I have forgotten how to write — if I even knew how to do so in the first place.
Part of the problem is the Internet. A large portion of my job involves copying and pasting. The rest of the time I’m condensing a story’s main point into a headline, or a 140-character tweet, or I’m emailing reporters and editors. That hardly counts as writing, now, does it?
The other part is that I’ve become lazy. Rock and Roll Grammarian, back when that was a thing, was a labor of love (though that may not have been apparent to my readers). I spent a goodly amount of time thinking about each post before I even started typing. Because I edit at the sentence or even word level — a terrible habit that I’m determined to break — the typing itself often took hours, even for a humble little 500-word post. So Rock and Roll Grammarian was work — but it was work that I loved.
My job now is demanding. I start the day at 7 a.m. and frequently don’t get home until after 7 p.m. I’m often drained by that point, but the things I’m doing to unwind — idly scrolling through Facebook and Twitter posts, fiddling with iPad apps, watching HGTV and drinking wine — aren’t really helping me unwind. I might as well spend some of those off hours writing.
And playing the piano.
You see, I was once an accomplished musician. It also was a labor of love. My freshman year of college I practiced a minimum of four hours a day. In high school, the weeks leading up to a big competition or recital were intense — painstakingly playing the hardest passages, measure by measure, over and over, until I could quite literally perform the piece with my eyes closed. Piano was work — but it was work that I loved.

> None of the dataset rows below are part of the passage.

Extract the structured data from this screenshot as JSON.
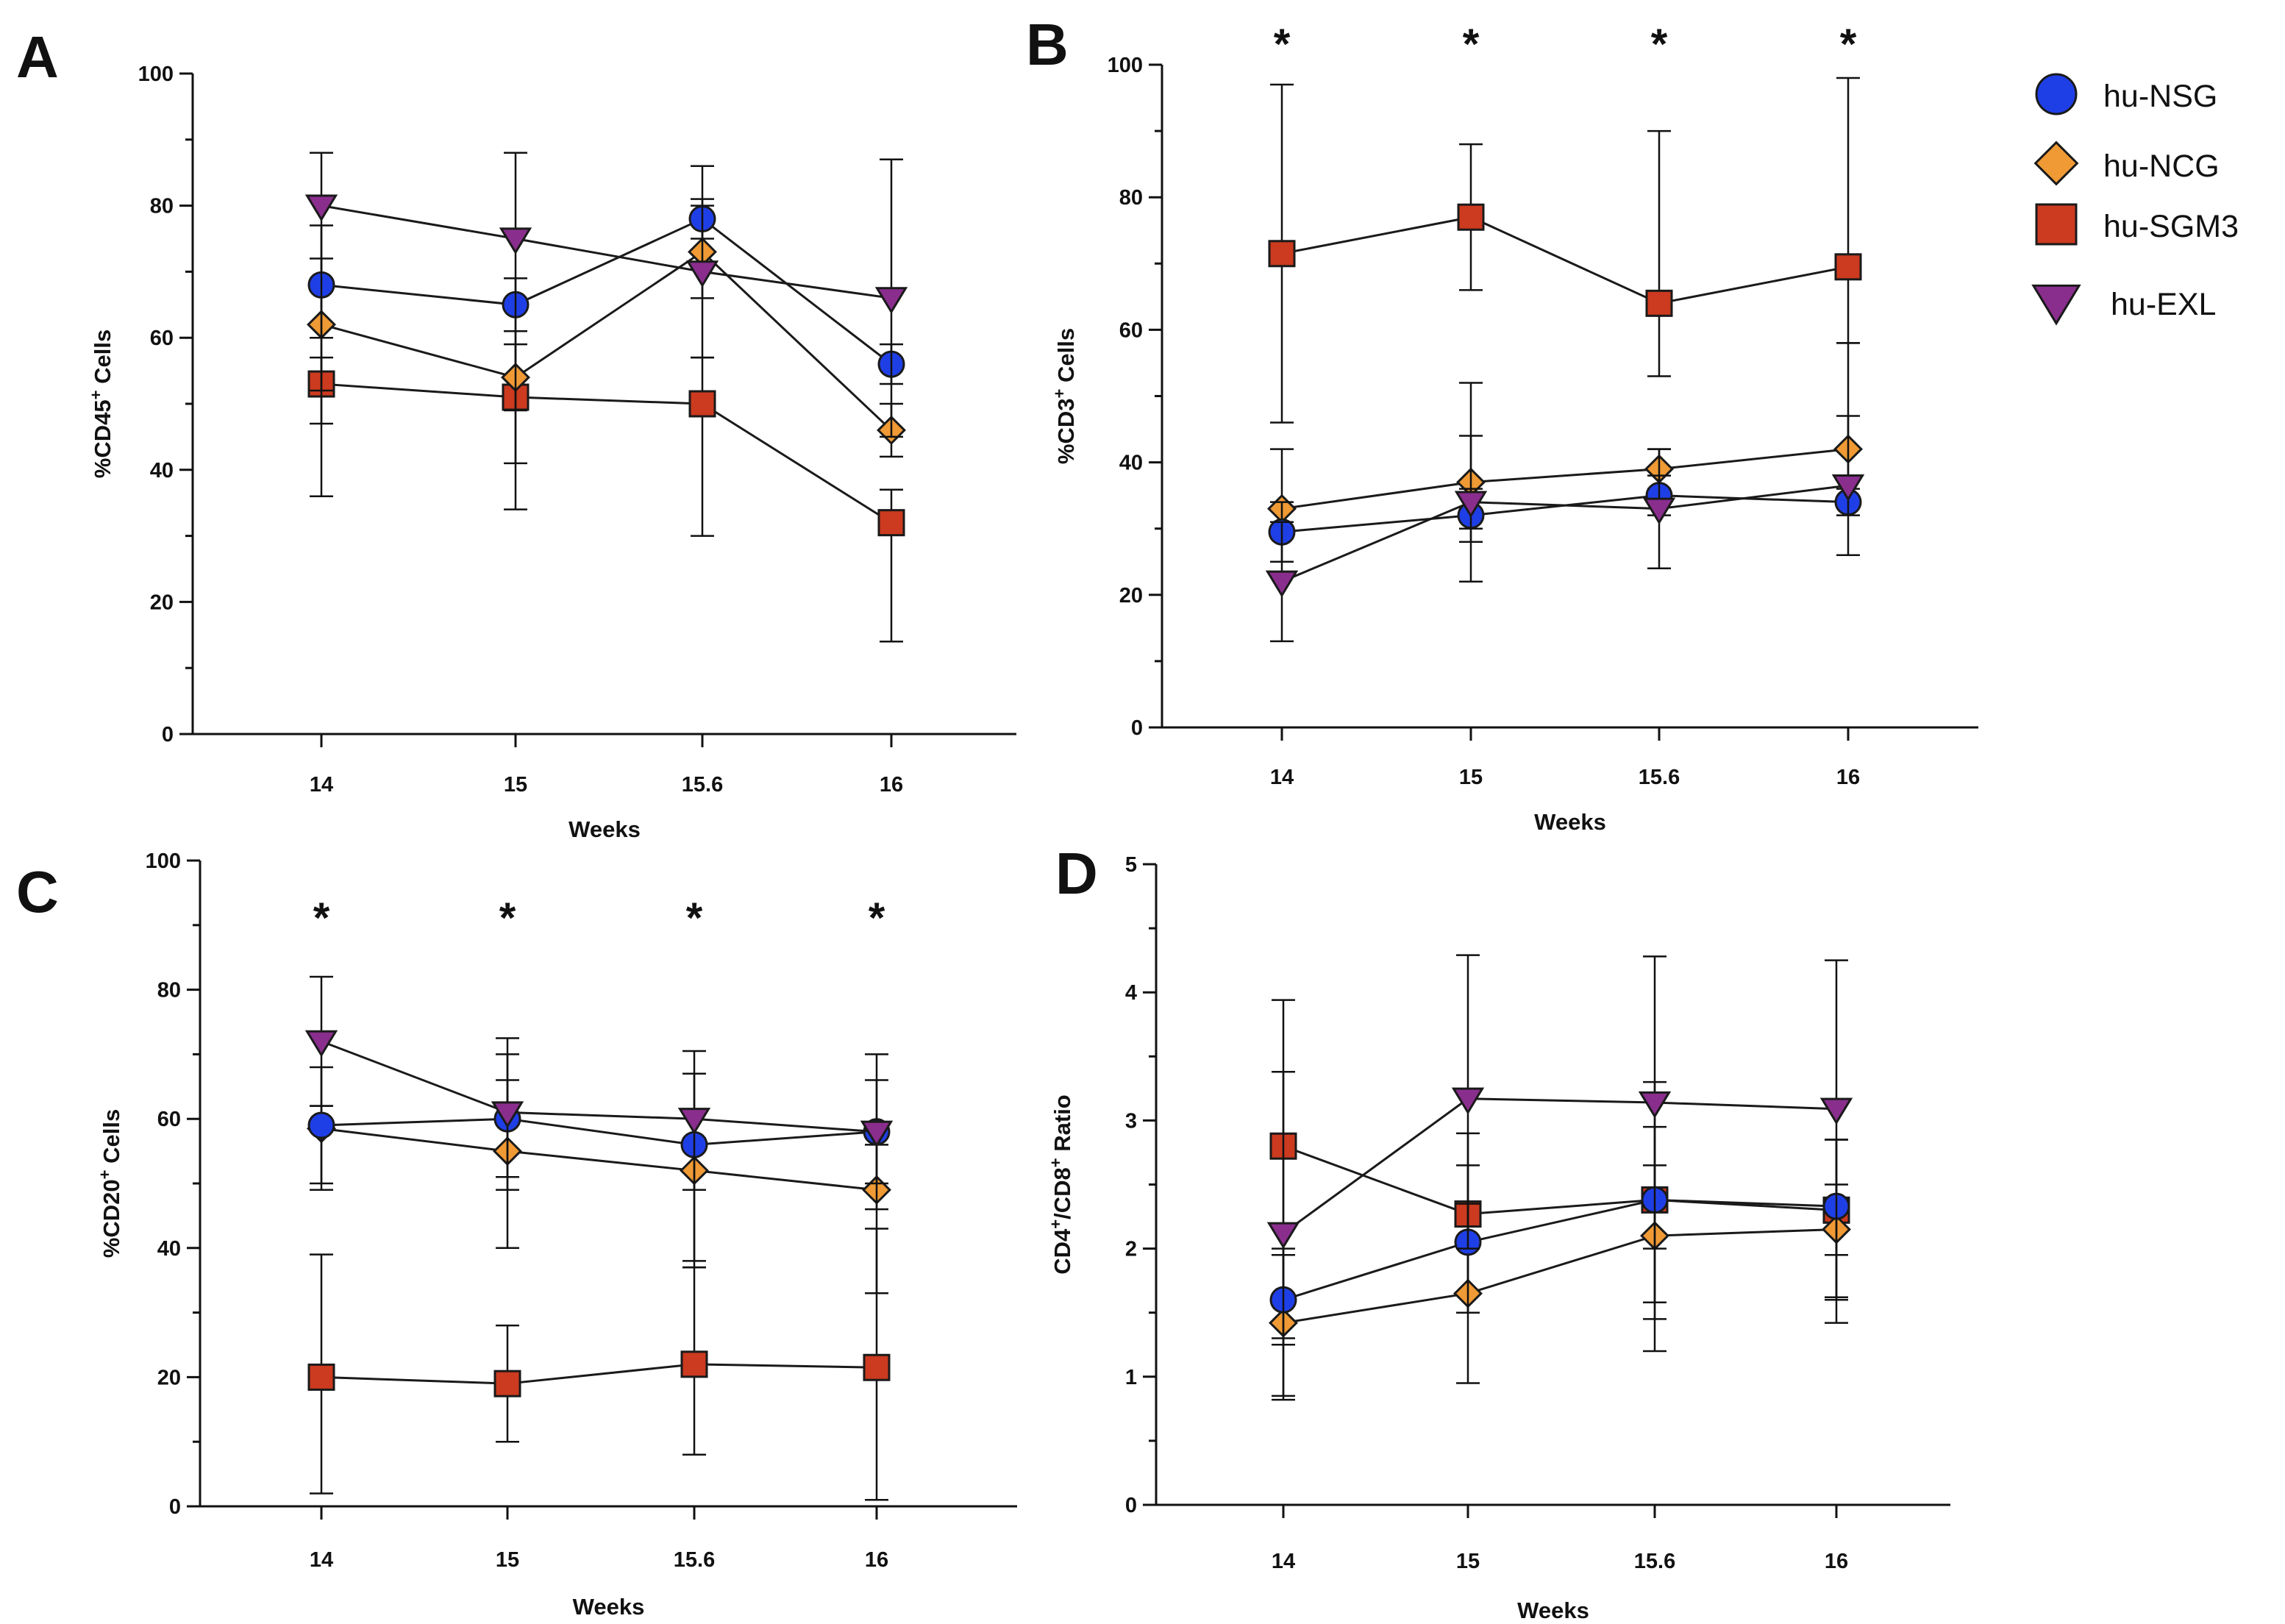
{
  "chart_data": [
    {
      "panel": "A",
      "type": "line",
      "categories": [
        "14",
        "15",
        "15.6",
        "16"
      ],
      "xlabel": "Weeks",
      "ylabel": {
        "prefix": "%CD45",
        "sup": "+",
        "suffix": " Cells"
      },
      "ylim": [
        0,
        100
      ],
      "yticks": [
        "0",
        "20",
        "40",
        "60",
        "80",
        "100"
      ],
      "significance": [],
      "series": [
        {
          "name": "hu-NSG",
          "values": [
            68,
            65,
            78,
            56
          ],
          "upper": [
            77,
            69,
            81,
            59
          ],
          "lower": [
            60,
            61,
            75,
            53
          ]
        },
        {
          "name": "hu-NCG",
          "values": [
            62,
            54,
            73,
            46
          ],
          "upper": [
            72,
            59,
            80,
            50
          ],
          "lower": [
            52,
            49,
            66,
            42
          ]
        },
        {
          "name": "hu-SGM3",
          "values": [
            53,
            51,
            50,
            32
          ],
          "upper": [
            57,
            61,
            57,
            37
          ],
          "lower": [
            47,
            41,
            30,
            14
          ]
        },
        {
          "name": "hu-EXL",
          "values": [
            80,
            75,
            70,
            66
          ],
          "upper": [
            88,
            88,
            86,
            87
          ],
          "lower": [
            36,
            34,
            57,
            45
          ]
        }
      ]
    },
    {
      "panel": "B",
      "type": "line",
      "categories": [
        "14",
        "15",
        "15.6",
        "16"
      ],
      "xlabel": "Weeks",
      "ylabel": {
        "prefix": "%CD3",
        "sup": "+",
        "suffix": " Cells"
      },
      "ylim": [
        0,
        100
      ],
      "yticks": [
        "0",
        "20",
        "40",
        "60",
        "80",
        "100"
      ],
      "significance": [
        "*",
        "*",
        "*",
        "*"
      ],
      "series": [
        {
          "name": "hu-NSG",
          "values": [
            29.5,
            32,
            35,
            34
          ],
          "upper": [
            34,
            36,
            38,
            36
          ],
          "lower": [
            25,
            28,
            32,
            32
          ]
        },
        {
          "name": "hu-NCG",
          "values": [
            33,
            37,
            39,
            42
          ],
          "upper": [
            42,
            44,
            42,
            47
          ],
          "lower": [
            30,
            30,
            36,
            38
          ]
        },
        {
          "name": "hu-SGM3",
          "values": [
            71.5,
            77,
            64,
            69.5
          ],
          "upper": [
            97,
            88,
            90,
            98
          ],
          "lower": [
            46,
            66,
            53,
            58
          ]
        },
        {
          "name": "hu-EXL",
          "values": [
            22,
            34,
            33,
            36.5
          ],
          "upper": [
            31,
            52,
            42,
            58
          ],
          "lower": [
            13,
            22,
            24,
            26
          ]
        }
      ]
    },
    {
      "panel": "C",
      "type": "line",
      "categories": [
        "14",
        "15",
        "15.6",
        "16"
      ],
      "xlabel": "Weeks",
      "ylabel": {
        "prefix": "%CD20",
        "sup": "+",
        "suffix": " Cells"
      },
      "ylim": [
        0,
        100
      ],
      "yticks": [
        "0",
        "20",
        "40",
        "60",
        "80",
        "100"
      ],
      "significance": [
        "*",
        "*",
        "*",
        "*"
      ],
      "series": [
        {
          "name": "hu-NSG",
          "values": [
            59,
            60,
            56,
            58
          ],
          "upper": [
            68,
            70,
            67,
            66
          ],
          "lower": [
            50,
            51,
            49,
            50
          ]
        },
        {
          "name": "hu-NCG",
          "values": [
            58.5,
            55,
            52,
            49
          ],
          "upper": [
            62,
            66,
            57,
            56
          ],
          "lower": [
            49,
            40,
            38,
            33
          ]
        },
        {
          "name": "hu-SGM3",
          "values": [
            20,
            19,
            22,
            21.5
          ],
          "upper": [
            39,
            28,
            37,
            43
          ],
          "lower": [
            2,
            10,
            8,
            1
          ]
        },
        {
          "name": "hu-EXL",
          "values": [
            72,
            61,
            60,
            58
          ],
          "upper": [
            82,
            72.5,
            70.5,
            70
          ],
          "lower": [
            62,
            49,
            37,
            46
          ]
        }
      ]
    },
    {
      "panel": "D",
      "type": "line",
      "categories": [
        "14",
        "15",
        "15.6",
        "16"
      ],
      "xlabel": "Weeks",
      "ylabel": {
        "prefix": "CD4",
        "sup": "+",
        "mid": "/CD8",
        "sup2": "+",
        "suffix": " Ratio"
      },
      "ylim": [
        0,
        5
      ],
      "yticks": [
        "0",
        "1",
        "2",
        "3",
        "4",
        "5"
      ],
      "significance": [],
      "series": [
        {
          "name": "hu-NSG",
          "values": [
            1.6,
            2.05,
            2.38,
            2.33
          ],
          "upper": [
            2.0,
            2.65,
            2.95,
            2.85
          ],
          "lower": [
            1.25,
            1.5,
            1.45,
            1.6
          ]
        },
        {
          "name": "hu-NCG",
          "values": [
            1.42,
            1.65,
            2.1,
            2.15
          ],
          "upper": [
            1.95,
            2.35,
            2.65,
            2.5
          ],
          "lower": [
            0.82,
            0.95,
            1.58,
            1.62
          ]
        },
        {
          "name": "hu-SGM3",
          "values": [
            2.8,
            2.27,
            2.38,
            2.3
          ],
          "upper": [
            3.38,
            2.9,
            3.3,
            2.85
          ],
          "lower": [
            0.85,
            1.5,
            1.2,
            1.42
          ]
        },
        {
          "name": "hu-EXL",
          "values": [
            2.12,
            3.17,
            3.14,
            3.09
          ],
          "upper": [
            3.94,
            4.29,
            4.28,
            4.25
          ],
          "lower": [
            1.3,
            2.0,
            2.0,
            1.95
          ]
        }
      ]
    }
  ],
  "legend": [
    {
      "name": "hu-NSG",
      "marker": "circle",
      "color": "#1f3fe6"
    },
    {
      "name": "hu-NCG",
      "marker": "diamond",
      "color": "#f09a35"
    },
    {
      "name": "hu-SGM3",
      "marker": "square",
      "color": "#cc3a1f"
    },
    {
      "name": "hu-EXL",
      "marker": "triangle-down",
      "color": "#8a2e8e"
    }
  ]
}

Yesterday I bought a Roland digital piano. It was expensive, and I’ll have to scale back my spending for some time to make up for it. But I know without question it was worth it. I played for hours yesterday — Scriabin, Chopin, Beethoven, scales, arpeggios — and with each passing note, I felt a little more like myself. I devoted 30 or so minutes alone to the C scale and that of its relative minor, A minor. It will take some time to get my technique back, but the results of that half hour are proof that I can get it back.
The same goes for writing. And so, my plan is to do a little of each every day — a little piano, a little blogging. Hold me to it.